What kinds of skill are required for both?
SQL -  Extract the data
This is definitely the most important and generic skill required for both positions. However, SQL does not allow you to build specific statistic models. You can only do simple calculations in SQL. 

Tableau -  Simple reporting
The Seattle based company Tableau created the incredibly user friendly software for you to generate the report. The private Tableau server allows you to share your dashboard with your internal customers. The newest version in Tableau allows you to run Java and customized SQL on the top of your original tables.

R Studio - Build complex statistical model
In R studio, you can run linear regression, neural network regression, F-test, or other complex statistical model that are impossible to run on SQL.

Excellent programming skills introduces you to the career path of a Business Intelligence Engineer. However, in the real world, especially business driven working environment, critical thinking is much more important. For example, what kinds of metrics would you like to use to measure a user's interaction on Facebook ? Length of time when a user stayed on the page? How many likes a user gave in one day? Did a user download an app recommended on Facebook ad?  Why the number of likes a user gave is more important than the length of his staying on the New Feed page? What other metrics should we include in the Weekly Business Report that delivered to the Finance team? How about the report delivered to the Accounting team?

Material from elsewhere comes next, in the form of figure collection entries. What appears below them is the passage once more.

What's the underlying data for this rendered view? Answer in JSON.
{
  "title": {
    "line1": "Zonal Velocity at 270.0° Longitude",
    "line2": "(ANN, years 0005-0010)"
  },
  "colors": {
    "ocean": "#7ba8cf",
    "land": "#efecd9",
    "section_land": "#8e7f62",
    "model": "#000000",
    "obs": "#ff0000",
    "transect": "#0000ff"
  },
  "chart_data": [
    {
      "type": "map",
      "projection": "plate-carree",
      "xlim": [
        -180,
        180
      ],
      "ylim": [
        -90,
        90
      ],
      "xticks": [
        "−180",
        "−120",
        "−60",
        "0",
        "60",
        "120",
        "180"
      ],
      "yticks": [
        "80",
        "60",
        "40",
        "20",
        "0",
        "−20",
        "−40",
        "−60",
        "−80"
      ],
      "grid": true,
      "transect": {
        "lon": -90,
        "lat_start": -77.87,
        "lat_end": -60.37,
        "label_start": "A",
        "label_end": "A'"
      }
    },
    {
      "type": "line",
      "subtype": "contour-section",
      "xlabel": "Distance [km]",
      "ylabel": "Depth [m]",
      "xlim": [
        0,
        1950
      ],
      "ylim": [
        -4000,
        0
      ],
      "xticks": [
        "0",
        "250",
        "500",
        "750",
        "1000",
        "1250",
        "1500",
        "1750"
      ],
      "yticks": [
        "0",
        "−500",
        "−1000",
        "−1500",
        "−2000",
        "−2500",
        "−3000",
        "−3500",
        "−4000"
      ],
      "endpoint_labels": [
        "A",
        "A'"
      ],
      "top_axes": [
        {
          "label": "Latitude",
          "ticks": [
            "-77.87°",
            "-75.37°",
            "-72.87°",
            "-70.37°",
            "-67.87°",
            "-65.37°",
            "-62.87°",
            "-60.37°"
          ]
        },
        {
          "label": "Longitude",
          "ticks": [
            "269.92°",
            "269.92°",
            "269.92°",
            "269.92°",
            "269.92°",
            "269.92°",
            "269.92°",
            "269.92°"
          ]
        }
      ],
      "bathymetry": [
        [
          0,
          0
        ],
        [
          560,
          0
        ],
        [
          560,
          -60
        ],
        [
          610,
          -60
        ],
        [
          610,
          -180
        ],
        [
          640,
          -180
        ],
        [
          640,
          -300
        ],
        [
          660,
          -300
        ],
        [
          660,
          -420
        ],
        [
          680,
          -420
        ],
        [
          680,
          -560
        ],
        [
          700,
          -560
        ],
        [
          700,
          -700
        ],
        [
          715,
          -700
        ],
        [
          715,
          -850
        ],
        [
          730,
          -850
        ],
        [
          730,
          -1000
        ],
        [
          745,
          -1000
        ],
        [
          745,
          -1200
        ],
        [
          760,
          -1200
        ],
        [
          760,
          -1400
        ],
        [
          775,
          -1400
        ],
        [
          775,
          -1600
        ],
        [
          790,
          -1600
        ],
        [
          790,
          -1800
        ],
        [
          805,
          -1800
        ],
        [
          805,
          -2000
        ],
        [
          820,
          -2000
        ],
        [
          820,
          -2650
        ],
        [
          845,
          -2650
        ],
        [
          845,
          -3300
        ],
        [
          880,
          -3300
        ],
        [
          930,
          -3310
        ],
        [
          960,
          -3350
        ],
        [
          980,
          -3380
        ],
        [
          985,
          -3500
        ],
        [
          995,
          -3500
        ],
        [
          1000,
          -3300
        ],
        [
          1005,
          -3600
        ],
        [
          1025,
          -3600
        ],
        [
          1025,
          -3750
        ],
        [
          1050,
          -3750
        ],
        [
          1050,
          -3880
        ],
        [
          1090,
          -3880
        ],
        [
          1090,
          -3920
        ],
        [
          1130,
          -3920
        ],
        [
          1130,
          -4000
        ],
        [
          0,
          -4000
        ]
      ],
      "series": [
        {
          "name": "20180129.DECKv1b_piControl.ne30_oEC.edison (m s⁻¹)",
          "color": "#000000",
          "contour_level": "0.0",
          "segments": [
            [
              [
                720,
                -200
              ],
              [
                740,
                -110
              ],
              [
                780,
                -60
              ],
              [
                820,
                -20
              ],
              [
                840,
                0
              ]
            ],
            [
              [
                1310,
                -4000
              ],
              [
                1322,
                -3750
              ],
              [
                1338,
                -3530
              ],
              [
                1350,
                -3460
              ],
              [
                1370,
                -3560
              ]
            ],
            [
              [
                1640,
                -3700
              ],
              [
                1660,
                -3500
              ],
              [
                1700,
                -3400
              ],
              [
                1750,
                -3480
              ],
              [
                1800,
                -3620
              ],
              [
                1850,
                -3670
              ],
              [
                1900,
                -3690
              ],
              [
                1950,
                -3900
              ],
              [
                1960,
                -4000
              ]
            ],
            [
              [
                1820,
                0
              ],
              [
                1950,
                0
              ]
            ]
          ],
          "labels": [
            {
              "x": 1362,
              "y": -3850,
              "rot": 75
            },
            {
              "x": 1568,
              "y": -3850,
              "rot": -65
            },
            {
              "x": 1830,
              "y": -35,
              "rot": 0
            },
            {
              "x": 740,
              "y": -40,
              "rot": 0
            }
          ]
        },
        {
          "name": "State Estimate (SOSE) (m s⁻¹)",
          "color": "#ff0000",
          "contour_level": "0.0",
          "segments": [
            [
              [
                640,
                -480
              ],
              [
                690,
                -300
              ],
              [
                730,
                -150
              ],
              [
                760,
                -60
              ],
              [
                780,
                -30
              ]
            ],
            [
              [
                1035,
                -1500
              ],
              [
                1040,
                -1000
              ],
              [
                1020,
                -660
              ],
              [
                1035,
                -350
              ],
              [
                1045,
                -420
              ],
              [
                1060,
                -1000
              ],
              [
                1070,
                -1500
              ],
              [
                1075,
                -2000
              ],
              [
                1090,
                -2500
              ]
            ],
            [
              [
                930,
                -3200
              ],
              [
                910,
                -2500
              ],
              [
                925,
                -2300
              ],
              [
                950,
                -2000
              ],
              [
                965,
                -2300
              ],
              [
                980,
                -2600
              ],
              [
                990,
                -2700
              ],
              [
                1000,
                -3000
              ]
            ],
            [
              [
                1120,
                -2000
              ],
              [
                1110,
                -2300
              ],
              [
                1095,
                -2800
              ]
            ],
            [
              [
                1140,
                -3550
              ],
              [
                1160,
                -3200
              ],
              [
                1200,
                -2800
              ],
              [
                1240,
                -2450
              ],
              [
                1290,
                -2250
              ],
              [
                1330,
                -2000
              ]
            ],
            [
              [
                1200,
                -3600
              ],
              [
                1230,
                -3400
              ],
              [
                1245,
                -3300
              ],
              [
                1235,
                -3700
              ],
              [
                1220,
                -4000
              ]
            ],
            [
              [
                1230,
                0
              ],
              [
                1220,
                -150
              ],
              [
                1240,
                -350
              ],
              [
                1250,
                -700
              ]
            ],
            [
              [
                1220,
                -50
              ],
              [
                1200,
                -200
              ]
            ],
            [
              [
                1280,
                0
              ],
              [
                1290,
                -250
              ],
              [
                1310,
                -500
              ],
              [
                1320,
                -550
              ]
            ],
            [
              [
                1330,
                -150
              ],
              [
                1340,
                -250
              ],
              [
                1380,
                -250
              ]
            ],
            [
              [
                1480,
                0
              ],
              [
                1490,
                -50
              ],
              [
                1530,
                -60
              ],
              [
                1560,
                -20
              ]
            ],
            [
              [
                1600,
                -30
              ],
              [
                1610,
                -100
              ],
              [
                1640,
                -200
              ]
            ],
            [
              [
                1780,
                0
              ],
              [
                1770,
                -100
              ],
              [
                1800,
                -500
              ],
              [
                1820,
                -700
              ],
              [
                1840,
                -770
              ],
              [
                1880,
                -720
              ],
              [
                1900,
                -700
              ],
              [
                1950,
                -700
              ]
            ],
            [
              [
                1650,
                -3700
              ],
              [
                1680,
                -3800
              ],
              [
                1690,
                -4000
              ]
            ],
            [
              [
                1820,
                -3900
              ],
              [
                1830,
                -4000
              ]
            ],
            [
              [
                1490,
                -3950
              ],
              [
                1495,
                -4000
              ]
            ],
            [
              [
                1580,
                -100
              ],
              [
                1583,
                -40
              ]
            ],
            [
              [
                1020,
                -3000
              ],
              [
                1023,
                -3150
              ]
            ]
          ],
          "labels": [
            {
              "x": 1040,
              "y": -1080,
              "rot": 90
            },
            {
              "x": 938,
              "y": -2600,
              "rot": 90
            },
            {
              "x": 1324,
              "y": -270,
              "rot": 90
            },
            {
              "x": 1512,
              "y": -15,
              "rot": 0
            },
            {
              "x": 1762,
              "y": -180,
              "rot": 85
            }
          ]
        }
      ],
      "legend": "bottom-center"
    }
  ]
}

When the metrics you want to use are not available in the data warehouse, how could you come up with SQL query that used other metrics to generate the metrics you want?

In the business-driven environment, production delivery speed is more important that the quality of the report. As private company's goal is to make more profits, it requires the leadership to make big decisions fast and correctly. Therefore, BIE working pace is very fast. Summary data in a report sounds pretty straightforward and simple but how to overcome all the data engineering problems and become critical thinking about the metrics relationship in the data warehouse takes a lot of hard work and reviews. 

You might wonder if a Data Scientist's job focuses more on the research base. Most of my friends with a title in Data Scientist use SQL to extract the data and another tool, including Excel, R Studio, and SAS to analyze the customer behavior.